足音は彼らの場所まで響いた。それは耐えられないほど大きく、壁と天井に反響した。皮のない赤い組織とぎらつく白磁の金属でできた、骸骨のようにやせ衰えた人影がひとつ、部屋に踏み入った。生き残ったプレインズウォーカーたちへと、エリシュ・ノーンがその目のない顔を向けて微笑んだ。同時にその背後からファイレクシア人の戦士の一団が滑り込んだ。その中にタミヨウの姿を見つけ、魁渡は恐怖に鋭く息をのんだ。彼女の柔和さはすべて剣先のように尖らせられ、その両目はぎらつく油の黒で縁取られていた。

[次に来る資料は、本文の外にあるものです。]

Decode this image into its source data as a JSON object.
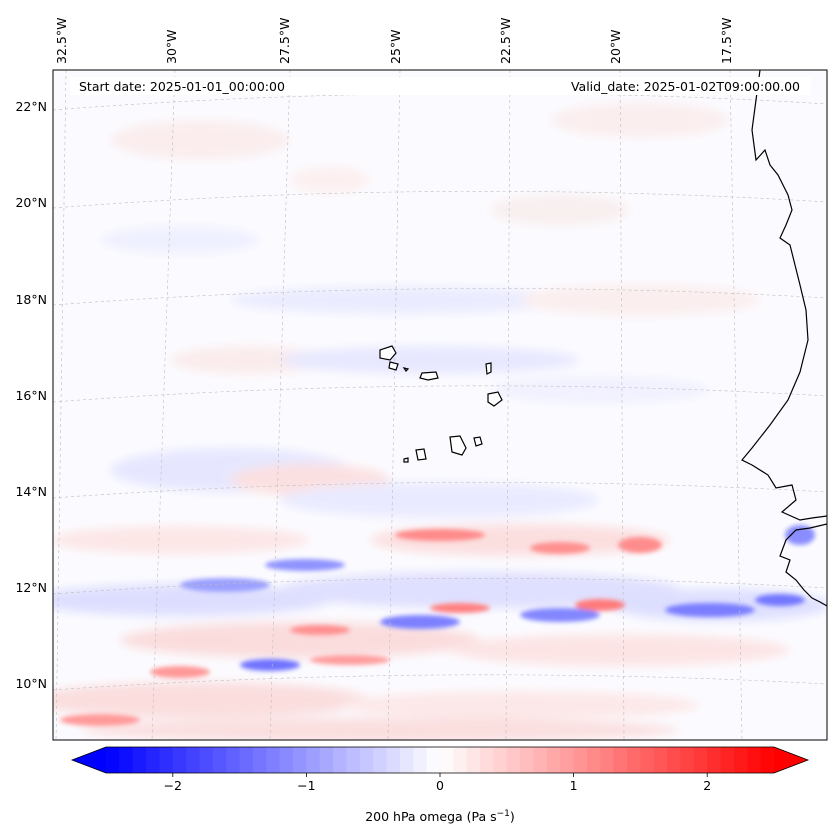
{
  "header": {
    "start_date": "Start date: 2025-01-01_00:00:00",
    "valid_date": "Valid_date: 2025-01-02T09:00:00.00"
  },
  "map": {
    "variable": "200 hPa omega",
    "longitude_labels": [
      "32.5°W",
      "30°W",
      "27.5°W",
      "25°W",
      "22.5°W",
      "20°W",
      "17.5°W"
    ],
    "latitude_labels": [
      "22°N",
      "20°N",
      "18°N",
      "16°N",
      "14°N",
      "12°N",
      "10°N"
    ],
    "features": [
      "Cape Verde islands",
      "West African coastline (Mauritania, Senegal, Gambia, Guinea-Bissau)"
    ]
  },
  "colorbar": {
    "label": "200 hPa omega (Pa s",
    "label_exponent": "−1",
    "label_close": ")",
    "min": -2.5,
    "max": 2.5,
    "ticks": [
      {
        "value": -2,
        "label": "−2"
      },
      {
        "value": -1,
        "label": "−1"
      },
      {
        "value": 0,
        "label": "0"
      },
      {
        "value": 1,
        "label": "1"
      },
      {
        "value": 2,
        "label": "2"
      }
    ],
    "colors": {
      "negative": "#0000ff",
      "zero": "#ffffff",
      "positive": "#ff0000"
    }
  }
}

「旅人たちよ、ファイレクシアへようこそ。疲れたであろう」エリシュ・ノーンはジェイスの屍へと笑みを向け、するとそれは震えて立ち上がった。新たな主のもとへと歩きながら、その身体からエルズペスの剣が滑り落ちた。すぐさま魁渡がそれを掴み取り、もう片方の手に握りしめた。

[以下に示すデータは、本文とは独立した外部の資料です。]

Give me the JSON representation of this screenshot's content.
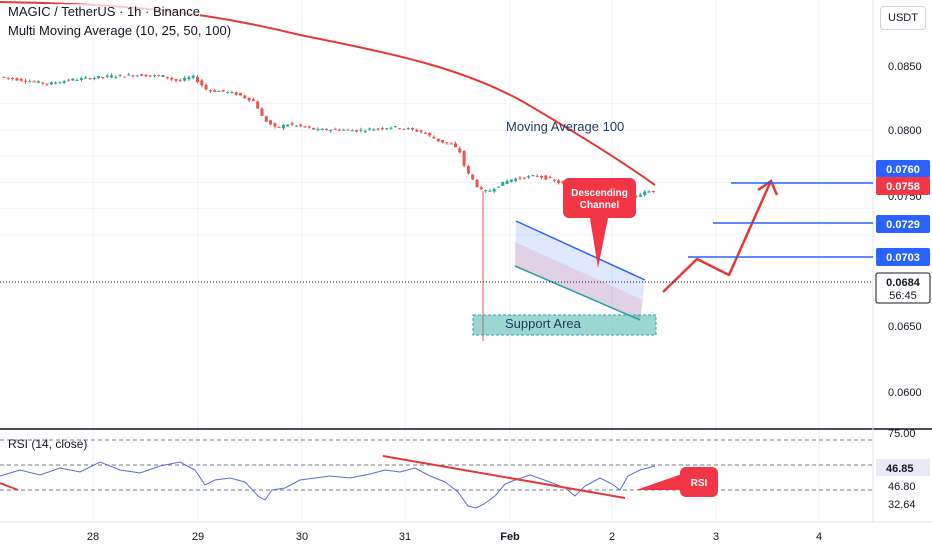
{
  "header": {
    "symbol_line": "MAGIC / TetherUS · 1h · Binance",
    "indicator_line": "Multi Moving Average (10, 25, 50, 100)"
  },
  "unit_button": "USDT",
  "rsi_panel": {
    "title": "RSI (14, close)",
    "levels": [
      75.0,
      46.8,
      32.64
    ],
    "current": 46.85
  },
  "chart_data": {
    "type": "line",
    "price_axis": {
      "ticks": [
        "0.0850",
        "0.0800",
        "0.0750",
        "0.0650",
        "0.0600"
      ],
      "range": [
        0.0585,
        0.09
      ]
    },
    "time_axis": {
      "ticks": [
        "28",
        "29",
        "30",
        "31",
        "Feb",
        "2",
        "3",
        "4"
      ]
    },
    "current_price": "0.0684",
    "countdown": "56:45",
    "target_labels": [
      "0.0760",
      "0.0758",
      "0.0729",
      "0.0703"
    ],
    "annotations": {
      "ma_label": "Moving Average 100",
      "descending_channel": "Descending Channel",
      "support_area": "Support Area",
      "rsi_callout": "RSI"
    },
    "rsi_axis_labels": [
      "75.00",
      "46.85",
      "46.80",
      "32.64"
    ],
    "colors": {
      "up": "#26a69a",
      "down": "#ef5350",
      "ma100": "#e53935",
      "target_line": "#2962ff",
      "current_price": "#131722"
    }
  }
}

エリシュ・ノーンは笑い声を発した。「怯えずともよい、我らに敵意などない。我らが提示するのは調和と安らぎのみ。我らはひとつ。すべてはひとつに。何故拒むのだ?其方らの友は既にこちらにいるというのに」

彼女はその笑みを配下の列へと向けた。彼らは分かれ、その間から新たな人影がひとつ光の中へと踏み出した。

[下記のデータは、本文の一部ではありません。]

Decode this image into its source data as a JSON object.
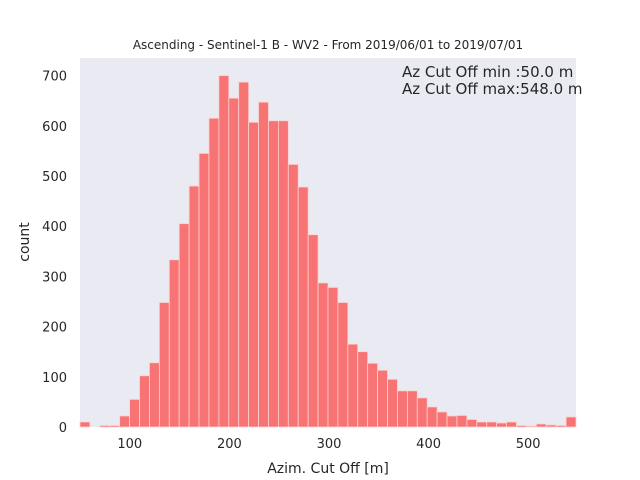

あの落下でナヒリが助からなかったのは明白だった。彼女の背中と肩を突き破っていた棘は今や更にはっきりと伸び、その輪郭は彼女が宙に浮かべてまとう剣の雲を悪趣味に模倣していた。両手は失われ、肘から下は金属の刃に置き換えられていた。金属質の皮膚にはひび割れが走り、その下には融けた金属が赤熱していた。彼女の両目も、恐ろしく燃える熱に同じ輝きを帯びていた。

怖れていたその敵が目の前に現れ、魁渡は息の音を鳴らした。「お元気そうで」

ナヒリは反応しなかった。その背後に別の人影が現れた。鞭のように細いケーブルをもつれさせ、下半身の根の塊を触手のように動かし、その女性はナヒリの隣についた。彼女の肉を覆う木質の突起からは余分な腕が生えていた。その顔はタミヨウと同じく、ぎらつく油で汚されていた。ケイヤはじっと見つめた。そこに彼女が知るニッサはいなかった。あの穏やかに話す精霊信者の面影は一切残っていなかった。

タイヴァーは歯をむき出しにし、ダガーを握り直した。例えほんの顔見知りでしかなかったとしても、エルフがこのように傷つけられ悪用された姿を目にするのは苦痛だった。目の前にあるのは恐怖ではなく、侮辱だった。

「ナヒリは我らと戦った。だが平穏を、ひとつの存在としてのよりよい道を見出した」エリシュ・ノーンが言った。「彼女とニッサは生まれを同じくするが、決して友ではなかった。今やふたりは姉妹として結束し、あらゆる意味で同じ側にいる。彼女らはひとつ。其方らも、同じくひとつとなれる。屈するだけでよい。速やかに終わるであろう」

「断る」とタイヴァー。

「俺は遠慮します」と魁渡。

「地獄に落ちなさい」とケイヤ。

「何という敵愾心。調和のすべはないということか。我らの敵になるというのであれば、宜しい。其奴らは敵だ」

その言葉とともにエリシュ・ノーンは片手を掲げ、非の打ちどころのない鉤爪を鳴らした。侵略が始まった。